Friday, January 22, 2010

I want you back.

This is from the movie "Talk to Her," the last one my mom ever saw,one or two weeks before she died. Sad, sad movie but i loved this song from the time i was a child, particularly the original version by the great Lola Beltran. Never knew it would mean exactly how i feel:


I can't stop listening to its many versions.
I really like this person's video for the same song, too. I came to my blog tonight to try to express "tears falling."
http://www.youtube.com/watch?v=mXzh1aD6bQ0

They say that at nights
all he did was cry
they say he didn't eat
all he did was drink
they swear that even the heavens
shuddered to hear his weeping
How he suffered for her
That even at his death he called for her

"Ay, ay, ay, ay, ay", he would sing
"Ay, ay, ay, ay, ay", he would wail
"Ay, ay, ay, ay, ay", he would sing
From a fatal passion he was dying

They say a sad dove in the early morning would go to sing
to the empty house, with its doors open wide
They swear that dove is nothing more than his soul,
who still waits for her return, the unfortunate one.

Cucurrucucú, dove
cucurrucucú, don't cry

Stones will never, dove
Know anything about love

Dicen que por las noches no más se le iba en puro llorar.
Dicen que no comía, no más se le iba en puro tomar.
Juran que el mismo cielo se estremecía al oír su llanto.
¡Cómo sufrió por ella, que hasta en su muerte la fue llamando!

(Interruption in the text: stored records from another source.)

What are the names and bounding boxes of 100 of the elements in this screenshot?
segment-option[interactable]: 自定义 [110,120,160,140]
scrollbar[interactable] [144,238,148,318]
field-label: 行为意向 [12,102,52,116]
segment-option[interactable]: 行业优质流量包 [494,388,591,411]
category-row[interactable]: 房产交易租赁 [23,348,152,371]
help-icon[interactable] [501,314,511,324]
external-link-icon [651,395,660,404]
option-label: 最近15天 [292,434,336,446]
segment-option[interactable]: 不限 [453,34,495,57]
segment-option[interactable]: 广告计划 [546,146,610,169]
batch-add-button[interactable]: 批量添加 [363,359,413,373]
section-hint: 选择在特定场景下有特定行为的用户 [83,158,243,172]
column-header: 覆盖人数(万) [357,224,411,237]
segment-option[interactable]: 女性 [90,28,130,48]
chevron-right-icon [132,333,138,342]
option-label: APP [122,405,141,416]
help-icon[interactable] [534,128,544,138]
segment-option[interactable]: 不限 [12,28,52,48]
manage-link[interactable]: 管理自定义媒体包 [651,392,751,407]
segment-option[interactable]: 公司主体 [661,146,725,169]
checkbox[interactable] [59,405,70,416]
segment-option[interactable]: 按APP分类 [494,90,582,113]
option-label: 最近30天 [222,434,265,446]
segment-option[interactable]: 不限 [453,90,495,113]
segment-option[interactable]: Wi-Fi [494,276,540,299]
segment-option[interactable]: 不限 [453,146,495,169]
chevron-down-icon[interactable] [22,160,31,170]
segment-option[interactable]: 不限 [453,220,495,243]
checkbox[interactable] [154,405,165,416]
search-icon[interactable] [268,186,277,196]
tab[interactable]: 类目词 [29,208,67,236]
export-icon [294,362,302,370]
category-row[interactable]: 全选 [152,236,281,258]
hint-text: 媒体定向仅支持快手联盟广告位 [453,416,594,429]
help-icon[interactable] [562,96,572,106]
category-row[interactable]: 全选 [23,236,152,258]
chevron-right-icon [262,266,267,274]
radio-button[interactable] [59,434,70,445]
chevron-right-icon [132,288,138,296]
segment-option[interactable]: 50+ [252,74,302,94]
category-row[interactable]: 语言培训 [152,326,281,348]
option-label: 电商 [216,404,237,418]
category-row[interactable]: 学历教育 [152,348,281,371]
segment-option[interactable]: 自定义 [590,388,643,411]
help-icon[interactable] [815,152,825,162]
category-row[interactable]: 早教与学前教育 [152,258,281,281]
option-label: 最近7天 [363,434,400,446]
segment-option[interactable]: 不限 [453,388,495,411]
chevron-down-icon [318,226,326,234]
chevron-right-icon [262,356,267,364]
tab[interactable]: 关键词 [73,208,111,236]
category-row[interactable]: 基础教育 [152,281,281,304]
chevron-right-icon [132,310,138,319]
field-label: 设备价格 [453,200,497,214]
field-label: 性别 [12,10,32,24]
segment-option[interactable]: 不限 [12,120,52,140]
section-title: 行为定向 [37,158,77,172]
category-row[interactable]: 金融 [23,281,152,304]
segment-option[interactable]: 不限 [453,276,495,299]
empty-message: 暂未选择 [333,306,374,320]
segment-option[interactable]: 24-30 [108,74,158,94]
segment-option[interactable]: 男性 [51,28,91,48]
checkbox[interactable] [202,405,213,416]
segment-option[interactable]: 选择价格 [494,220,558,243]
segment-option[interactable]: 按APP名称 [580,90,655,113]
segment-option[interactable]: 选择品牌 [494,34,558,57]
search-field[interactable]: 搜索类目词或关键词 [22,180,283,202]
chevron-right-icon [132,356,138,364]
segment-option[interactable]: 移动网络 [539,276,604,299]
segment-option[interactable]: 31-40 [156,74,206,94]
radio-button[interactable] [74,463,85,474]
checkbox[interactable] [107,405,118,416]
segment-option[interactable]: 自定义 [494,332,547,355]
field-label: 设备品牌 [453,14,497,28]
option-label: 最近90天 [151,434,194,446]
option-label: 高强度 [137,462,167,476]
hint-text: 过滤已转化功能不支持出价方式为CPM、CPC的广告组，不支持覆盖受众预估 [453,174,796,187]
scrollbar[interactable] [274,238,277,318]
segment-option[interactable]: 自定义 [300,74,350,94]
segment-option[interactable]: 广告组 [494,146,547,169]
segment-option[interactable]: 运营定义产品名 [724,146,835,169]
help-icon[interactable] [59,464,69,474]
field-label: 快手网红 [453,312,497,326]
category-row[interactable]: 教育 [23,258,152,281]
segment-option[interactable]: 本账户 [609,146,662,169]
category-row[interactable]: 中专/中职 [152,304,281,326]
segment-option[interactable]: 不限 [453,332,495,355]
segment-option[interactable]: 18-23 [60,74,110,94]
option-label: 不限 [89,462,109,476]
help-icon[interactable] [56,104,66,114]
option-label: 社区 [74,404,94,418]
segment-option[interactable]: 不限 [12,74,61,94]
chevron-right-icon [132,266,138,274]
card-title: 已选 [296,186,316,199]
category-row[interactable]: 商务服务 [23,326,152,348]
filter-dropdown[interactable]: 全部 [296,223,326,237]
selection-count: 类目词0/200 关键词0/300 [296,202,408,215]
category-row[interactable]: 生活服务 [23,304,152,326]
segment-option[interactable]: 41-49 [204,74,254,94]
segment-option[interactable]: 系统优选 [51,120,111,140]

"Ay, ay, ay, ay, ay", cantaba.
"Ay, ay, ay, ay, ay", gemía.
"Ay, ay, ay, ay, ay", cantaba.

De pasión mortal moría.
Que una paloma triste muy de mañana le va a cantar
a la casita sola con las puertitas de par en par.
Juran que esa paloma no es otra cosa más que su alma,
que todavía la espera a que regrese, la desdichada.

Cucurrucucú, paloma,
cucurrucucú, no llores.

Las piedras jamás, paloma,
qué van a saber de amores.

***
My mom and i always loved rancheras. We shared a love for Latin American music, especially tangos, rancheras, boleros and baladas. The music of heartache and love. Tears channelled into song. This is where i need to be, with the music that connects me to my mom. I wonder now how i could relate to this music, as a teen, without truly knowing what a broken heart feels like.

I have lots of plans for this year that i'm very excited and optimistic about, but at the end of the day, right now, she is still missing. I want her back. Or i want to go back.